The Third Circuit Court of Appeals ruled against Conestoga’s challenge to the coverage requirement, saying, “[T]he law has long recognized the distinction between the owners of a corporation and the corporation itself. A holding to the contrary – that a for-profit corporation can engage in religious exercise – would eviscerate the fundamental principle that a corporation is a legally distinct entity from its owners.” It continued, “We simply cannot understand how a for-profit, secular corporation – apart from its owners – can exercise religion.”
“The Hahn family chose to incorporate and conduct business through Conestoga, thereby obtaining both the advantages and disadvantages of the corporate form,” the court said, noting, “the free exercise claims of a company’s owners cannot pass through to the corporation.”
New York Times legal expert Linda Greenhouse writes, “There’s a powerful argument to be made, both in policy and law, that an employer of any faith or no faith who chooses to enter the secular marketplace can’t pick and choose which rules to follow.”

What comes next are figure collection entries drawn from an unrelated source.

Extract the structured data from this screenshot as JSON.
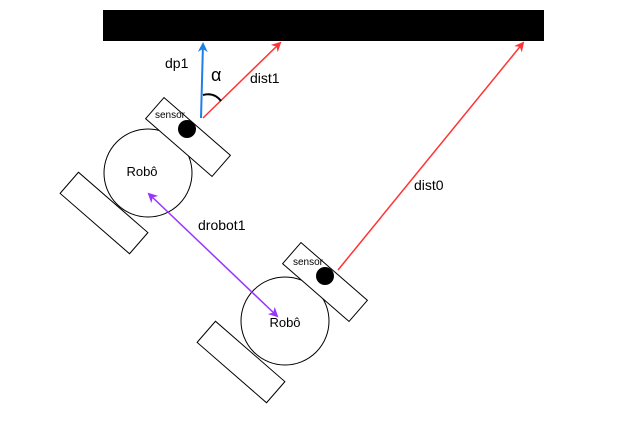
{
  "labels": {
    "dp1": "dp1",
    "alpha": "α",
    "dist1": "dist1",
    "dist0": "dist0",
    "drobot1": "drobot1"
  },
  "robots": [
    {
      "body_label": "Robô",
      "sensor_label": "sensor"
    },
    {
      "body_label": "Robô",
      "sensor_label": "sensor"
    }
  ],
  "colors": {
    "wall": "#000000",
    "dist": "#ff3333",
    "dp": "#1e7fe6",
    "drobot": "#9933ff",
    "outline": "#000000"
  }
}
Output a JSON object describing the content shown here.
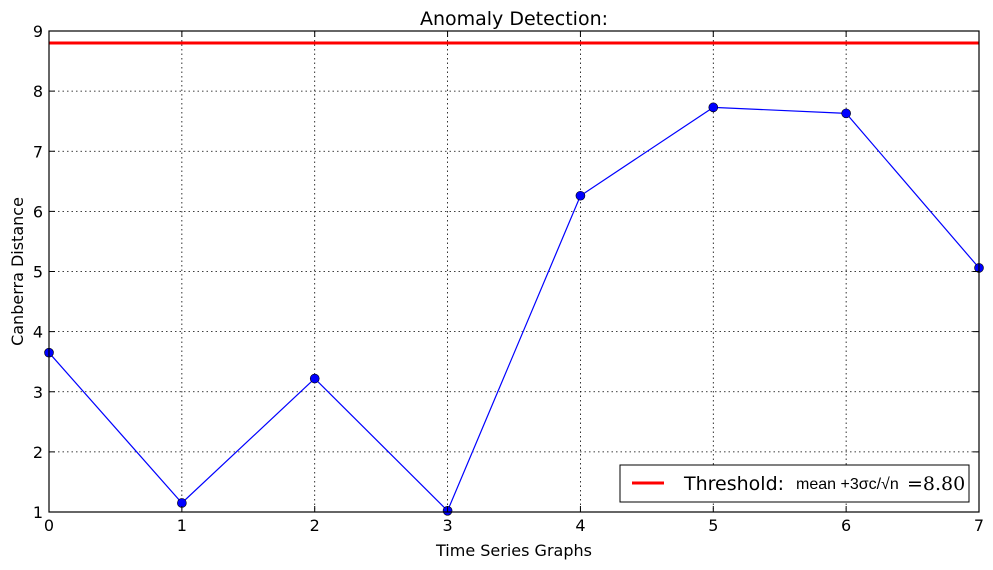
{
  "chart_data": {
    "type": "line",
    "title": "Anomaly Detection:",
    "xlabel": "Time Series Graphs",
    "ylabel": "Canberra Distance",
    "xlim": [
      0,
      7
    ],
    "ylim": [
      1,
      9
    ],
    "x_ticks": [
      0,
      1,
      2,
      3,
      4,
      5,
      6,
      7
    ],
    "y_ticks": [
      1,
      2,
      3,
      4,
      5,
      6,
      7,
      8,
      9
    ],
    "grid": true,
    "legend_position": "lower-right",
    "series": [
      {
        "x": [
          0,
          1,
          2,
          3,
          4,
          5,
          6,
          7
        ],
        "values": [
          3.65,
          1.15,
          3.22,
          1.02,
          6.26,
          7.73,
          7.63,
          5.06
        ],
        "color": "#0000ff",
        "marker": "circle"
      }
    ],
    "threshold": {
      "value": 8.8,
      "color": "#ff0000",
      "legend_label": "Threshold:",
      "legend_formula": "mean +3σc/√n",
      "legend_value_text": "=8.80"
    }
  }
}
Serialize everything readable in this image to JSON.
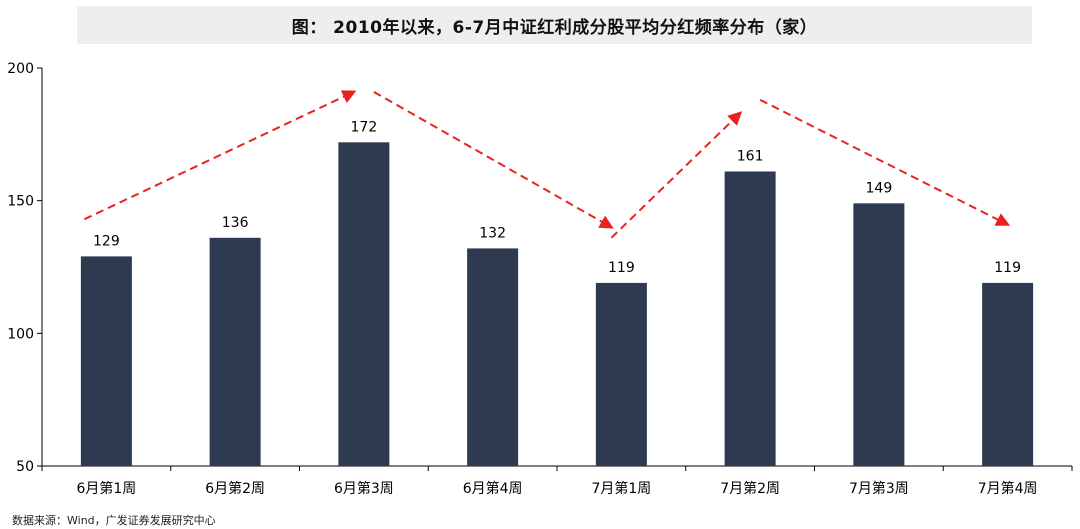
{
  "chart_data": {
    "type": "bar",
    "title": "图： 2010年以来，6-7月中证红利成分股平均分红频率分布（家）",
    "categories": [
      "6月第1周",
      "6月第2周",
      "6月第3周",
      "6月第4周",
      "7月第1周",
      "7月第2周",
      "7月第3周",
      "7月第4周"
    ],
    "values": [
      129,
      136,
      172,
      132,
      119,
      161,
      149,
      119
    ],
    "ylim": [
      50,
      200
    ],
    "yticks": [
      50,
      100,
      150,
      200
    ],
    "xlabel": "",
    "ylabel": "",
    "grid": false,
    "legend": "none",
    "bar_color": "#2d3a4f",
    "annotation_color": "#e8221f",
    "trend_arrows": [
      {
        "from": {
          "category": "6月第1周",
          "value": 143
        },
        "to": {
          "category": "6月第3周",
          "value": 191
        }
      },
      {
        "from": {
          "category": "6月第3周",
          "value": 191
        },
        "to": {
          "category": "7月第1周",
          "value": 140
        }
      },
      {
        "from": {
          "category": "7月第1周",
          "value": 136
        },
        "to": {
          "category": "7月第2周",
          "value": 183
        }
      },
      {
        "from": {
          "category": "7月第2周",
          "value": 188
        },
        "to": {
          "category": "7月第4周",
          "value": 141
        }
      }
    ]
  },
  "source": "数据来源：Wind，广发证券发展研究中心"
}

A blogger at the Akron, Ohio, Beacon Journal asks a question that many people are worrying about: “If Hobby Lobby, a for-profit, non-religious, corporation can be excluded from compliance to law on the basis of ‘compelling biblical principles,’ why would any other for-profit corporation not be able to do the same….over any law they didn’t like?”
The Supreme Court is expected to hear arguments on these cases in March 2014 and issue rulings in June.